Aviv’s story begins and finishes this book, and it is astounding. Aviv was diagnosed at age six with anorexia, although she had no understanding or language for what she was experiencing at the time –

…I was ‘recruited’ for anorexia, but the illness never became a ‘career’. It didn’t provide the language with which I came to understand myself.

And yet, the experience of being hospitalised and ‘studied’ left their mark.

Not sure who to recommend this book to but know that Aviv’s even-handed treatment of each case (there’s no hint of lecturing to her readers) makes for interesting reading.

4/5

11 responses

    • Yes, at the time she was considered the youngest known patient but now, years later it would seem she was misdiagnosed (which obviously has its own consequences). She speaks about the legacy of that in the final chapter.

  1. This does sound interesting. The actor David Harewood made a documentary a while back about mental health particularly with young men of colour. He’d had a psychotic episode in his early 20s. I don’t know if you can get it but it might be of interest if you’ve not seen it? I think it was on the BBC.

    • I’ll have to hunt this down.
      There were some interesting observations in the book about suicide and Black people – essentially a lower suicide rate because culturally they ‘endure’ (I have over-simplified this but you get the idea). It contributes to the broader theme of the need to tailor supports for different groups and understand their specific cultural/social/ gender etc needs. This is very, very, very slowly starting to happen in Australia with services becoming culturally sensitive but there is a long way to go for true equity and safety.
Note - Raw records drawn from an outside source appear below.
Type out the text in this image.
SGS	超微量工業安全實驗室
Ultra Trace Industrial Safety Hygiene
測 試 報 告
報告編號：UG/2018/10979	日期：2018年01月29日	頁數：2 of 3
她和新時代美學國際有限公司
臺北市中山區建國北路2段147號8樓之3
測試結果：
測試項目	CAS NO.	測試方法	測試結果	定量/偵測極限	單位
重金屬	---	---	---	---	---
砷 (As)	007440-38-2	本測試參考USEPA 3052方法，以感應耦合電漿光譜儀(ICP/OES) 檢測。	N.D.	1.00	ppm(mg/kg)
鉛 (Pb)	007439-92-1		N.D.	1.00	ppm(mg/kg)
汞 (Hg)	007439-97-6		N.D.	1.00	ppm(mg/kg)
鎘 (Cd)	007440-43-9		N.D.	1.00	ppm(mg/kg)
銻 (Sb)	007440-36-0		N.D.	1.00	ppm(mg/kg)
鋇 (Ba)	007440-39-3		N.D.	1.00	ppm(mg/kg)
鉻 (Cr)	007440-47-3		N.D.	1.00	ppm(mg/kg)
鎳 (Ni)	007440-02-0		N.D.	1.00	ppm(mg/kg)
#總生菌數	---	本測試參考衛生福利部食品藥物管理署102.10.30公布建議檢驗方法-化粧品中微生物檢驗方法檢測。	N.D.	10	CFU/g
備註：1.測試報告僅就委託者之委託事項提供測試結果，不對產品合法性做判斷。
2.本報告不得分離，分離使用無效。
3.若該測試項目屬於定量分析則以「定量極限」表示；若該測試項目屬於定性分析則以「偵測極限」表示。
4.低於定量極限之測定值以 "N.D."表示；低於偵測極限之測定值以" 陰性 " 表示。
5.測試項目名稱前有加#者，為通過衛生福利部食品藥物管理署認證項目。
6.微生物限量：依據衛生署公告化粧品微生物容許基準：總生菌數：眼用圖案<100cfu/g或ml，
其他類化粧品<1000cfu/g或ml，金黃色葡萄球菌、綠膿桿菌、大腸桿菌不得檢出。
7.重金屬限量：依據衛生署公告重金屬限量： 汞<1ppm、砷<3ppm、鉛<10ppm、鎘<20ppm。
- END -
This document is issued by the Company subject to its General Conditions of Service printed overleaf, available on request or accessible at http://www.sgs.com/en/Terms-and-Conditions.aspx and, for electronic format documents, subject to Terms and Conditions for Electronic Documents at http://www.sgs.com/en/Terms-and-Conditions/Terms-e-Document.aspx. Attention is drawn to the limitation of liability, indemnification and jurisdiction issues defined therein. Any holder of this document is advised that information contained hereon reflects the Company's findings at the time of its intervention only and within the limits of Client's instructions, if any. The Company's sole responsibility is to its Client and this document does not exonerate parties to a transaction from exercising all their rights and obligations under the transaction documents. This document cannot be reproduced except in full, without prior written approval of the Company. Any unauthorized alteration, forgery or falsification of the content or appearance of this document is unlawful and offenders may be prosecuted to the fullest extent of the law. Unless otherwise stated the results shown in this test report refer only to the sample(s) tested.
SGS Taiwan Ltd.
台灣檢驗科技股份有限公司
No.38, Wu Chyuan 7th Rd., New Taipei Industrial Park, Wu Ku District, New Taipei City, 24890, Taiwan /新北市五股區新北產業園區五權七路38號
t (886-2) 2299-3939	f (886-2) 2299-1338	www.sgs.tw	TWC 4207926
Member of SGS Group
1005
  2. Oh this sounds fascinating. I’ve recently become an accredited mental health first aider and the first thing we were taught was not to try and solve people’s problems for them, which is the antithesis of how we are all conditioned (and especially if you are well educated) to find solutions. Sometimes it’s enough just to listen to people talk frankly and openly.

    Oh, and what a perfect cover for this book; it’s disquieting.

    • When friends talk to me about stuff I always ask, “Do you want the friend response or the therapist response?” Because friends ‘solve’ and therapists simply listen (I don’t want to reduce my job to ‘simply listening’ because it is slightly more complex than that but essentially everyone has their own answers, they sometimes need help finding them).

      What prompted you to do mental health training?

      Agree about the cover – so clever.

      • Mental first aid is essentially just being a link in the chain…on the way to getting them to professional help, which would be where a therapist would step in (or an ambulance if it was life threatening). The course was offered at work, which is why I did it, but I also secretly wondered if it might help with my high levels of anxiety!

        We get offered some brilliant courses so I always try to make time for them because it’s been YEARS since any organisation I worked for offered any kind of training. In the past year, I’ve done diversity and inclusion training and a course on systems thinking, but the best one was delivered by Noongar elders on cultural awareness.

  3. This sounds like a very sobering but well-rounded book. Looking at mental illness from that perspective does cast it in a new light I’d never really of before.